My TAP post-election column is how bipartisanship done right could break the neocon lock on Washington by pulling Republican pragmatists into the progressive coalition:
This creates an important opportunity for Obama to co-opt the pragmatic faction of the Republican coalition into his own. Endorsements by Powell and former Rep. Jim Leach of Iowa, combined with Sen. Chuck Hagel’s refusal to endorse and the under-noticed absence of Sen. Richard Lugar as a McCain surrogate in Indiana even as the state achieved “swing” status, hint at what might come down the road. And, clearly, talk, widespread in Washington, of keeping Robert Gates on as Secretary of Defense is motivated by similar sentiments. The sense is that Gates, co-author of a 2004 task-force report calling for engagement with Iran, knows that a bigger break with neoconservatism than what we’ve seen thus far is necessary.

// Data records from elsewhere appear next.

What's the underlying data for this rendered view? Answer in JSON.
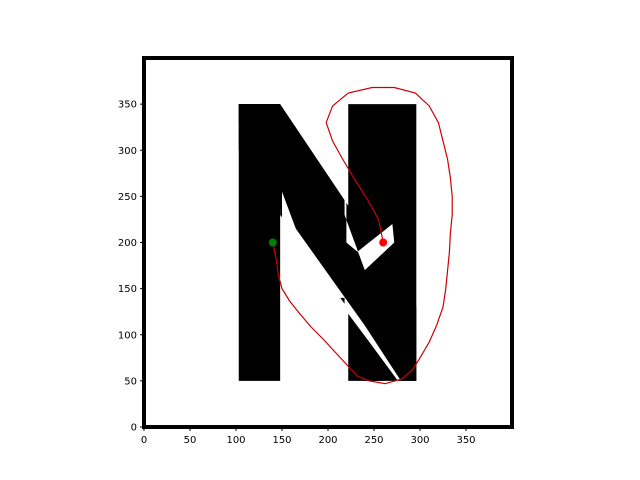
{
  "chart_data": {
    "type": "scatter",
    "title": "",
    "xlabel": "",
    "ylabel": "",
    "xlim": [
      0,
      400
    ],
    "ylim": [
      0,
      400
    ],
    "xticks": [
      0,
      50,
      100,
      150,
      200,
      250,
      300,
      350
    ],
    "yticks": [
      0,
      50,
      100,
      150,
      200,
      250,
      300,
      350
    ],
    "grid": false,
    "legend": "none",
    "obstacle_color": "#000000",
    "tree_color": "#0000ff",
    "path_color": "#cc0000",
    "obstacles": [
      {
        "points": [
          [
            103,
            50
          ],
          [
            103,
            350
          ],
          [
            148,
            350
          ],
          [
            240,
            218
          ],
          [
            240,
            50
          ],
          [
            222,
            50
          ],
          [
            222,
            350
          ],
          [
            296,
            350
          ],
          [
            296,
            50
          ]
        ],
        "kind": "n-outline-ref"
      }
    ],
    "start": {
      "x": 260,
      "y": 200,
      "color": "#ff0000"
    },
    "goal": {
      "x": 140,
      "y": 200,
      "color": "#008000"
    },
    "path": [
      [
        260,
        200
      ],
      [
        255,
        225
      ],
      [
        242,
        248
      ],
      [
        228,
        270
      ],
      [
        215,
        292
      ],
      [
        205,
        310
      ],
      [
        198,
        330
      ],
      [
        205,
        348
      ],
      [
        222,
        362
      ],
      [
        248,
        368
      ],
      [
        272,
        368
      ],
      [
        295,
        362
      ],
      [
        310,
        348
      ],
      [
        320,
        330
      ],
      [
        325,
        310
      ],
      [
        330,
        290
      ],
      [
        333,
        270
      ],
      [
        335,
        250
      ],
      [
        335,
        230
      ],
      [
        333,
        210
      ],
      [
        332,
        190
      ],
      [
        330,
        170
      ],
      [
        328,
        150
      ],
      [
        325,
        130
      ],
      [
        318,
        110
      ],
      [
        310,
        92
      ],
      [
        300,
        75
      ],
      [
        292,
        62
      ],
      [
        280,
        52
      ],
      [
        262,
        47
      ],
      [
        245,
        50
      ],
      [
        232,
        55
      ],
      [
        220,
        68
      ],
      [
        207,
        82
      ],
      [
        195,
        95
      ],
      [
        182,
        108
      ],
      [
        170,
        122
      ],
      [
        158,
        137
      ],
      [
        150,
        150
      ],
      [
        146,
        165
      ],
      [
        144,
        180
      ],
      [
        140,
        200
      ]
    ]
  }
}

By the same token, tapping a Hagel or a Leach for secretary of state or U.N. ambassador could serve to illustrate that a multilateral foreign policy isn’t just the preference of cultural liberals from the coasts but reflects a real judgment about American security that the heartland can and should embrace.

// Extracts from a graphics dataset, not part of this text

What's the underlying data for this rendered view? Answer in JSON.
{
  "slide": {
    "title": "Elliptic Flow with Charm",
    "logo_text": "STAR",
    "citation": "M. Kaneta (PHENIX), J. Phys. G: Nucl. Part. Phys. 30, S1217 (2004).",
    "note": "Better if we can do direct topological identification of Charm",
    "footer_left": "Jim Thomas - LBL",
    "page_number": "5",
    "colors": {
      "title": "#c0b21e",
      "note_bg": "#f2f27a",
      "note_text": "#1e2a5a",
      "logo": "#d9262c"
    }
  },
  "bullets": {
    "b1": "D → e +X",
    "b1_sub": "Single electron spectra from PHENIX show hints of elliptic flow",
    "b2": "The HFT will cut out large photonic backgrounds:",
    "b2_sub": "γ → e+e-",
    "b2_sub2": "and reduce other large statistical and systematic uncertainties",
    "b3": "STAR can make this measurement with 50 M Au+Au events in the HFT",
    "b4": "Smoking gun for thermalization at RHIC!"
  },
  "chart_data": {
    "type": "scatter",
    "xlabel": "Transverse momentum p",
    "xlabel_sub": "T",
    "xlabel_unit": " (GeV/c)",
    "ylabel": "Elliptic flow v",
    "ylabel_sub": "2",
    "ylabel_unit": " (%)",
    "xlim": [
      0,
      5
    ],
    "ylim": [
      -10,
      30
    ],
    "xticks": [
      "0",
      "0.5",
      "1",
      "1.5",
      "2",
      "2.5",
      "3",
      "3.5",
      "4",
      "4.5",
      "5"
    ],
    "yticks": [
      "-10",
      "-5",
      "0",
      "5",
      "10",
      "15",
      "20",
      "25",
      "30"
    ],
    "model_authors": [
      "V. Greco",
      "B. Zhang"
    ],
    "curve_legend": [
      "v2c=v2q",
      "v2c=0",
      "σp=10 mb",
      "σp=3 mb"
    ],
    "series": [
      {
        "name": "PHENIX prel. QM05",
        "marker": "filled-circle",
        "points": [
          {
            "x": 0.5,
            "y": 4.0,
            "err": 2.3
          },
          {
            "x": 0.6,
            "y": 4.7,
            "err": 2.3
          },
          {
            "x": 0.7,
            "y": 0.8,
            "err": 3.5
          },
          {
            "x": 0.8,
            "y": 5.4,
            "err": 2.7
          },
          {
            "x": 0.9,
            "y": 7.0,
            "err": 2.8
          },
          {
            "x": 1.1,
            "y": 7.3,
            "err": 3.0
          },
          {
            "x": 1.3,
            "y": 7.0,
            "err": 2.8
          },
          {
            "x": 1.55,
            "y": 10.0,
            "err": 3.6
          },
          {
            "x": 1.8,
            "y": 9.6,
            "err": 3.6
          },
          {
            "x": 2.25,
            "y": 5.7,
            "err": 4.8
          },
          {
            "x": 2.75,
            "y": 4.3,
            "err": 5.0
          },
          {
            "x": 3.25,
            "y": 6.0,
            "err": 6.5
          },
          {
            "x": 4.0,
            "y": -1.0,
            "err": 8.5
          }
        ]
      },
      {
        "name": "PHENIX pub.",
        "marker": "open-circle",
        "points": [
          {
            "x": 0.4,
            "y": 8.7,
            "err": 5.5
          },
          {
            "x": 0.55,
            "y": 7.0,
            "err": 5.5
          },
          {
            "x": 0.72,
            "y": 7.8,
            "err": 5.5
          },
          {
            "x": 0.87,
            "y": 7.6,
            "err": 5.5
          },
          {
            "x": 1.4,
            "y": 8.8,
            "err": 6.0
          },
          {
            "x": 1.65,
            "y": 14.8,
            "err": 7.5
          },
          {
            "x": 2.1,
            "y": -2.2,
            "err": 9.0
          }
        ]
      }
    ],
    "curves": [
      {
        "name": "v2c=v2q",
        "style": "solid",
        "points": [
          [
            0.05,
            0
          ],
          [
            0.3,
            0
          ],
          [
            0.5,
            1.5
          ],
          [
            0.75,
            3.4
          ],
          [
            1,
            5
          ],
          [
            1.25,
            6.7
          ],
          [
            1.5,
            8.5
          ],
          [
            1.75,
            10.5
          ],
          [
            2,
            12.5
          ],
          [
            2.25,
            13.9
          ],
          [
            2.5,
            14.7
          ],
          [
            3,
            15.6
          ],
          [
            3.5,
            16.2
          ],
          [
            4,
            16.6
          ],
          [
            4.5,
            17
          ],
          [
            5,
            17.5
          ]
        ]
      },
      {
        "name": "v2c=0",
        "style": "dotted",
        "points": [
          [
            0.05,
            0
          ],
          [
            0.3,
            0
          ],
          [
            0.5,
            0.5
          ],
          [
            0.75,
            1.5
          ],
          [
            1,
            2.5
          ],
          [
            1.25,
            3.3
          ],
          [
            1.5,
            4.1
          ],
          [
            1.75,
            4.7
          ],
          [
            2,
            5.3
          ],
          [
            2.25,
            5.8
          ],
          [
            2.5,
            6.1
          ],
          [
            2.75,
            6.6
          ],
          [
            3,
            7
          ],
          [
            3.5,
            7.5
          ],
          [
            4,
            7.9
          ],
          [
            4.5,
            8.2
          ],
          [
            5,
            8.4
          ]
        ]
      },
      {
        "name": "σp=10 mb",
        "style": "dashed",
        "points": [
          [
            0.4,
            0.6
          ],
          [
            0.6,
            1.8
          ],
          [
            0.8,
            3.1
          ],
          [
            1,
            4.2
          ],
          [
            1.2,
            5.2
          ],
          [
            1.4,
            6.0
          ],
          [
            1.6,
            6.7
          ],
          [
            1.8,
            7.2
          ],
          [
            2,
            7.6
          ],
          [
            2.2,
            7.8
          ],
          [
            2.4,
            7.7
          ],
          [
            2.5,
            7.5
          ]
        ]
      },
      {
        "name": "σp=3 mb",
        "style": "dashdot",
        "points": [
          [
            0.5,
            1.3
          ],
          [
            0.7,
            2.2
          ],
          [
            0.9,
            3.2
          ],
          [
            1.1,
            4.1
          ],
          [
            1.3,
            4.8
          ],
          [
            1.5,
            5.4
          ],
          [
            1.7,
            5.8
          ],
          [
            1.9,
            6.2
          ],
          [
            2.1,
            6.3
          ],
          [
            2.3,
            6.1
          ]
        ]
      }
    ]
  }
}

But the trick with these bipartisan concepts is to make sure that the credibility is flowing in the right direction. Bill Clinton’s choice of former Sen. Bill Cohen, a Republican, to head the Defense Department mostly seemed to signal the idea that Democrats weren’t up to the job. The new administration needs to do the reverse — build support for progressive policies by showing that it can be supported by a politically diverse group of people. The key to that is combining a bipartisan approach to personnel with a bold approach on substance. Bringing Republicans into the administration to implement a timid agenda would suggest that Obama doesn’t really believe in himself. But bringing Republicans into the administration while acting decisively to fulfill Obama’s campaign pledges on withdrawal from Iraq, diplomacy with Iran and Syria, and steps toward global nuclear disarmament would be just what the doctor ordered. All are good ideas on the merits, all are politically risky, but all have nontrivial levels of support among pragmatic Republican foreign-policy types. Bringing a few Republicans on board to help sell those ideas would provide political cover in the short term and help decisively cleave this bloc of elites from the conservative coalition and bring it into the progressive one.
The key is to resist the temptation to put foreign affairs on the back-burner while working on (admittedly important) domestic issues. Doing everything is a tall order, but these are tough times and the opportunities available to an administration that’s willing to marry boldness to bipartisanship in foreign affairs could be huge.